ナカザワ建販 中澤伸文 代表取締役会長 兼 CEO
住宅建材・プレカット材の販売を行うナカザワ建販が、工務店向け基幹システム「AnyONE(エニワン)」の普及に力を入れている。システムの特徴について、中澤伸文代表取締役会長兼CEOに聞いた。
一元管理で高効率、コストカットに
――「AnyONE」をリリースしたのは5年前だそうですね。どういうシステムなのか、簡単に教えていただけますか。
住まいづくりやリフォームで発生するあらゆる業務を一元化する、業務管理系の基幹システムです。設計・プランニング、契約書の発行、工程表の作成、顧客情報入力など、様々な業務をまとめて管理・運用するためのものです。
なぜこうしたシステムを開発したか。マーケット全体が、持続可能な循環型社会に大きく動こうとする中、次の時代に向けたサポートサービスを強化する必要があると考えたからです。

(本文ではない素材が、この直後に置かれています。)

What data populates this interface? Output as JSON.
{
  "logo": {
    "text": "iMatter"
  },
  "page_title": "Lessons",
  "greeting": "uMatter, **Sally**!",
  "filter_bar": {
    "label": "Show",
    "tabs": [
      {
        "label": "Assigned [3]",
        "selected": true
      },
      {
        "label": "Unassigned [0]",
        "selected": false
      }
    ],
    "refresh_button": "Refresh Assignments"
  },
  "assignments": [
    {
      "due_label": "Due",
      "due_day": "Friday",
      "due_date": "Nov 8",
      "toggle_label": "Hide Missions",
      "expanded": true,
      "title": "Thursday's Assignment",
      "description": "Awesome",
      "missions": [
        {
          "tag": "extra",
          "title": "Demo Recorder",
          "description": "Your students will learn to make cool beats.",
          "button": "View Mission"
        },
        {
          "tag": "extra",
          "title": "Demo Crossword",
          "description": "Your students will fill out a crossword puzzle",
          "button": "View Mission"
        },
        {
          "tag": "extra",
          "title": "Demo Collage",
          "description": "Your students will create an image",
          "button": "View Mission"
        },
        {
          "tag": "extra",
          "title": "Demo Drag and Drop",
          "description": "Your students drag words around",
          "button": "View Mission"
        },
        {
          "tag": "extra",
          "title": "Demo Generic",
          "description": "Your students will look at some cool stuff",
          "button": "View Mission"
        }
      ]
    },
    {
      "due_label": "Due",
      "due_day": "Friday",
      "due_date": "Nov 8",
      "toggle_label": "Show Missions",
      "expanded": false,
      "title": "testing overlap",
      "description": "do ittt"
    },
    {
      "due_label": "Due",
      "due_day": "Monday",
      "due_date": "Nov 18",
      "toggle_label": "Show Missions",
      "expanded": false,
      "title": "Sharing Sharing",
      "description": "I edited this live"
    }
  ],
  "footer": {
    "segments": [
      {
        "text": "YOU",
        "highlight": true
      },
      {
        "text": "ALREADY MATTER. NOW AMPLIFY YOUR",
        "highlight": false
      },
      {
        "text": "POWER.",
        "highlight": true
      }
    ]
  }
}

―― 基幹システムを導入すると、どんなメリットがあるのでしょうか。
あらゆる業務が格段に効率化されるので、お客様との信頼関係の構築、品質向上、コスト削減などがさらに進みます。
また、行政が求めているような住宅関連業者間の連携、リフォーム取引の透明性なども実現できます。
基本情報だけ入力
―― 基幹システムは他社からも発売されています。AnyONEならではの特徴は?
工務店で当たり前に発生する業務管理の部分を、無料で使っていただける点です。また、他の多くの基幹システムだと、基本情報から見積もり、発注入力までしないと請求書が発行できないのですが、AnyONEは、基本情報さえ入力すればすぐに請求書を発行できるなど、すぐに使ってもらいやすい点も特徴です。

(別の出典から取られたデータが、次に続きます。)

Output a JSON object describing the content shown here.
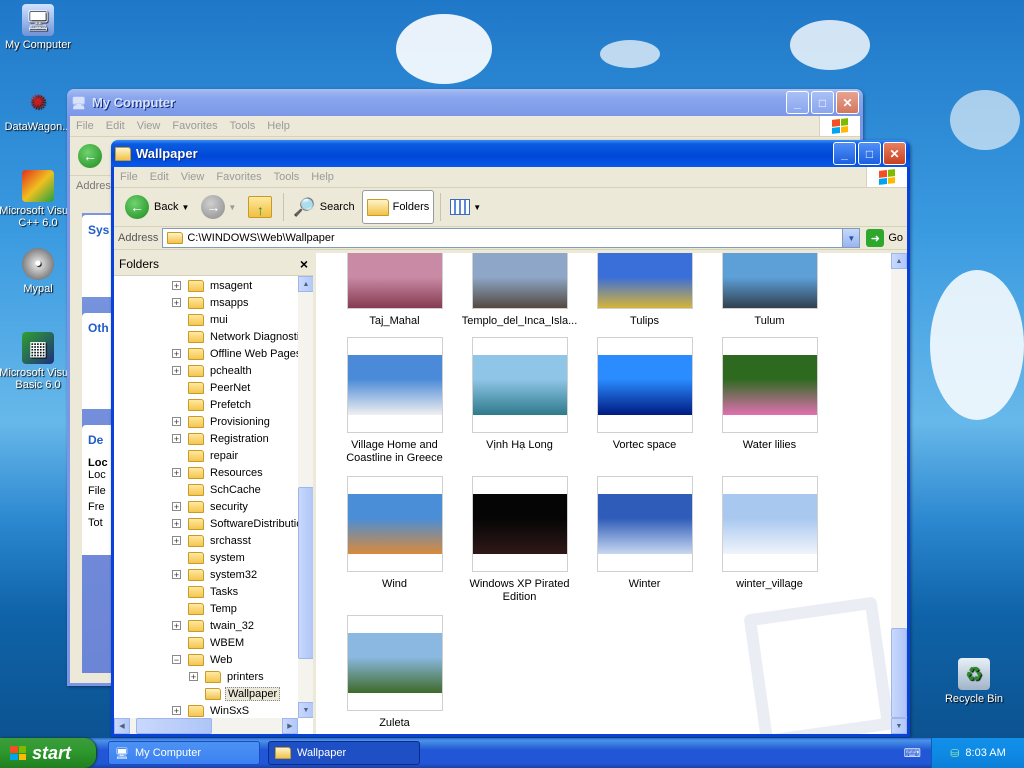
{
  "desktop": {
    "icons": [
      {
        "label": "My Computer",
        "icon": "computer-icon"
      },
      {
        "label": "DataWagon...",
        "icon": "datawagon-icon"
      },
      {
        "label": "Microsoft Visual C++ 6.0",
        "icon": "visual-cpp-icon"
      },
      {
        "label": "Mypal",
        "icon": "mypal-icon"
      },
      {
        "label": "Microsoft Visual Basic 6.0",
        "icon": "visual-basic-icon"
      },
      {
        "label": "Recycle Bin",
        "icon": "recycle-bin-icon"
      }
    ]
  },
  "back_window": {
    "title": "My Computer",
    "menu": [
      "File",
      "Edit",
      "View",
      "Favorites",
      "Tools",
      "Help"
    ],
    "address_label": "Addres",
    "side_headings": [
      "Sys",
      "Oth",
      "De"
    ],
    "details_lines": [
      "Loc",
      "Loc",
      "File",
      "Fre",
      "Tot"
    ]
  },
  "front_window": {
    "title": "Wallpaper",
    "menu": [
      "File",
      "Edit",
      "View",
      "Favorites",
      "Tools",
      "Help"
    ],
    "toolbar": {
      "back": "Back",
      "search": "Search",
      "folders": "Folders"
    },
    "address": {
      "label": "Address",
      "value": "C:\\WINDOWS\\Web\\Wallpaper",
      "go": "Go"
    },
    "folders_pane": {
      "title": "Folders",
      "close": "×",
      "items": [
        {
          "label": "msagent",
          "expander": "+",
          "indent": 0
        },
        {
          "label": "msapps",
          "expander": "+",
          "indent": 0
        },
        {
          "label": "mui",
          "expander": "",
          "indent": 0
        },
        {
          "label": "Network Diagnostic",
          "expander": "",
          "indent": 0
        },
        {
          "label": "Offline Web Pages",
          "expander": "+",
          "indent": 0
        },
        {
          "label": "pchealth",
          "expander": "+",
          "indent": 0
        },
        {
          "label": "PeerNet",
          "expander": "",
          "indent": 0
        },
        {
          "label": "Prefetch",
          "expander": "",
          "indent": 0
        },
        {
          "label": "Provisioning",
          "expander": "+",
          "indent": 0
        },
        {
          "label": "Registration",
          "expander": "+",
          "indent": 0
        },
        {
          "label": "repair",
          "expander": "",
          "indent": 0
        },
        {
          "label": "Resources",
          "expander": "+",
          "indent": 0
        },
        {
          "label": "SchCache",
          "expander": "",
          "indent": 0
        },
        {
          "label": "security",
          "expander": "+",
          "indent": 0
        },
        {
          "label": "SoftwareDistributio",
          "expander": "+",
          "indent": 0
        },
        {
          "label": "srchasst",
          "expander": "+",
          "indent": 0
        },
        {
          "label": "system",
          "expander": "",
          "indent": 0
        },
        {
          "label": "system32",
          "expander": "+",
          "indent": 0
        },
        {
          "label": "Tasks",
          "expander": "",
          "indent": 0
        },
        {
          "label": "Temp",
          "expander": "",
          "indent": 0
        },
        {
          "label": "twain_32",
          "expander": "+",
          "indent": 0
        },
        {
          "label": "WBEM",
          "expander": "",
          "indent": 0
        },
        {
          "label": "Web",
          "expander": "−",
          "indent": 0
        },
        {
          "label": "printers",
          "expander": "+",
          "indent": 1
        },
        {
          "label": "Wallpaper",
          "expander": "",
          "indent": 1,
          "selected": true
        },
        {
          "label": "WinSxS",
          "expander": "+",
          "indent": 0
        }
      ]
    },
    "thumbnails": [
      {
        "caption": "Taj_Mahal",
        "colors": [
          "#c98aa5",
          "#7a2f44"
        ]
      },
      {
        "caption": "Templo_del_Inca_Isla...",
        "colors": [
          "#8ea6c8",
          "#4a3a2a"
        ]
      },
      {
        "caption": "Tulips",
        "colors": [
          "#3a6ed8",
          "#f0c020"
        ]
      },
      {
        "caption": "Tulum",
        "colors": [
          "#5da0d8",
          "#2a3038"
        ]
      },
      {
        "caption": "Village Home and Coastline in Greece",
        "colors": [
          "#4a8ad8",
          "#f0f0f0"
        ]
      },
      {
        "caption": "Vịnh Hạ Long",
        "colors": [
          "#8fc6e8",
          "#2e7a8a"
        ]
      },
      {
        "caption": "Vortec space",
        "colors": [
          "#2a8cff",
          "#001a80"
        ]
      },
      {
        "caption": "Water lilies",
        "colors": [
          "#2d6a20",
          "#e070b0"
        ]
      },
      {
        "caption": "Wind",
        "colors": [
          "#4a8ed8",
          "#d98a3a"
        ]
      },
      {
        "caption": "Windows XP Pirated Edition",
        "colors": [
          "#050505",
          "#301818"
        ]
      },
      {
        "caption": "Winter",
        "colors": [
          "#2e5cb8",
          "#c8d8f0"
        ]
      },
      {
        "caption": "winter_village",
        "colors": [
          "#a8c8f0",
          "#f0f4fa"
        ]
      },
      {
        "caption": "Zuleta",
        "colors": [
          "#8ab8e0",
          "#3f6a2a"
        ]
      }
    ]
  },
  "taskbar": {
    "start": "start",
    "tasks": [
      {
        "label": "My Computer"
      },
      {
        "label": "Wallpaper"
      }
    ],
    "clock": "8:03 AM"
  }
}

こうした無料枠の機能と、顧客管理、帳票出力などのリーズナブルな有料オプション機能を組み合わせて、社内の課題を一気に解決できます。
今後リフォーム業界では、環境対応メンテナンスやエコリフォーム需要などが発生します。そうなったとき、情報の共有化や、顧客フォローをしっかりできる基幹システムがあれば、必ず経営体質の強化に結びつきます。
―― 他社のソフトとの連携も可能だそうですね。
はい。住宅デザインソフト「3Dマイホームデザイナー」、住宅プレゼンシステム「ALTA」、リフォーム積算システム「お積さん」など、市場に出回っている7割以上の住宅関連ソフトと連携が可能です。
そのほか、グーグルマップと連動し、施主宅や物件の位置を、ボタン一つで画面上に表示する機能もあります。住所のずれ補正を搭載しているので、正確な位置情報を知ることができます。

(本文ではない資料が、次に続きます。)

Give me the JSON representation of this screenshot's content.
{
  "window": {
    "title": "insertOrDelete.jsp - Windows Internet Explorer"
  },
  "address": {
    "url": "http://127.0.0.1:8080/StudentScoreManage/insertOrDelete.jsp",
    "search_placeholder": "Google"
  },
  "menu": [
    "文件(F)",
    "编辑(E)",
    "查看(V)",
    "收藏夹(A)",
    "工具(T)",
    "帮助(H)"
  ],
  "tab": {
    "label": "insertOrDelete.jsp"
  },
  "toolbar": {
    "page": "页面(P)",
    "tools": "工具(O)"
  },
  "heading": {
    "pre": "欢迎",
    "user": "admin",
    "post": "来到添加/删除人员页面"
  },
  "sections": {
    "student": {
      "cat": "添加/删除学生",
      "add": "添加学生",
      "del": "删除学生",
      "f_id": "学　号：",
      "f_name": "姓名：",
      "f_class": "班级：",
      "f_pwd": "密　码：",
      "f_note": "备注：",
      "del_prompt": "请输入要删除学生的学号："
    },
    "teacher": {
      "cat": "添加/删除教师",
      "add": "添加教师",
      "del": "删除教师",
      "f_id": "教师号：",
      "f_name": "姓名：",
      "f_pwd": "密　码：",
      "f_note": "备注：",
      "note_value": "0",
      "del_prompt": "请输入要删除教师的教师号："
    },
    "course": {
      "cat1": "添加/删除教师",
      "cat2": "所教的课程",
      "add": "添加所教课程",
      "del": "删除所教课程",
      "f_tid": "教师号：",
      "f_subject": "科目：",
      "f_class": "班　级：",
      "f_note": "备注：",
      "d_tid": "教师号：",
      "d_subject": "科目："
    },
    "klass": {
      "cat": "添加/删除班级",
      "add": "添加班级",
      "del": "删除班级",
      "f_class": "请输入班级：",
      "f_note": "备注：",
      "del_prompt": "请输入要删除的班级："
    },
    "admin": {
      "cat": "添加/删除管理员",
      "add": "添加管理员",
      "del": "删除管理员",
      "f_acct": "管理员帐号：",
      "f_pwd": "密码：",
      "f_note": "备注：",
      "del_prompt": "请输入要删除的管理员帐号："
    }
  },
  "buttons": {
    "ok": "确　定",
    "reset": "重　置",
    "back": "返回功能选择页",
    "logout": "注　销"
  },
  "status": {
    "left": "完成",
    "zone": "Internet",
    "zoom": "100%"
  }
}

―― AnyONEを導入して効果を上げた企業はありますか?
宮崎県のアイ・ホームさんが、自社パソコン70台と、協力業者のパソコン110台でAnyONEを導入してくださっています。日々の業務や経理が非常にラクになったと、高い評価を頂いています。
こうしたシステムは、高額だと導入が進みません。しかし無料枠を設ければ、自社だけでなく協力業者にまで広がります。
―― 現在の導入件数と、今後の目標件数をお聞かせください。
現在、1500社で導入されています。当面は1万件を目指します。
さらに利便性を高めるため、新たな開発フェーズにも突入しています。
具体的には、現状ファックス等でやりとりしている見積書などを共通フォーマット化するよう、大手企業と共同で開発を始めています。そうすれば、協力業者とのデータ連携も可能です。
―― そのほか、力を入れている事業はありますか。
建築資材分野では「サイディングプレカット」。外壁材を当社工場であらかじめ加工することで、工事現場での粉塵や騒音を抑えることができます。
また、中小向けの住宅安心サービス「住まいりーライフサポート」をグループ会社のクオデザインで手がけています。大手ハウスメーカーでは当たり前に実施している24時間緊急トラブルサービス、お手伝いサービスなどを、中小の工務店でも使っていただけるよう開発しました。顧客の囲い込みサービスとしてご活用いただきたいと考えています。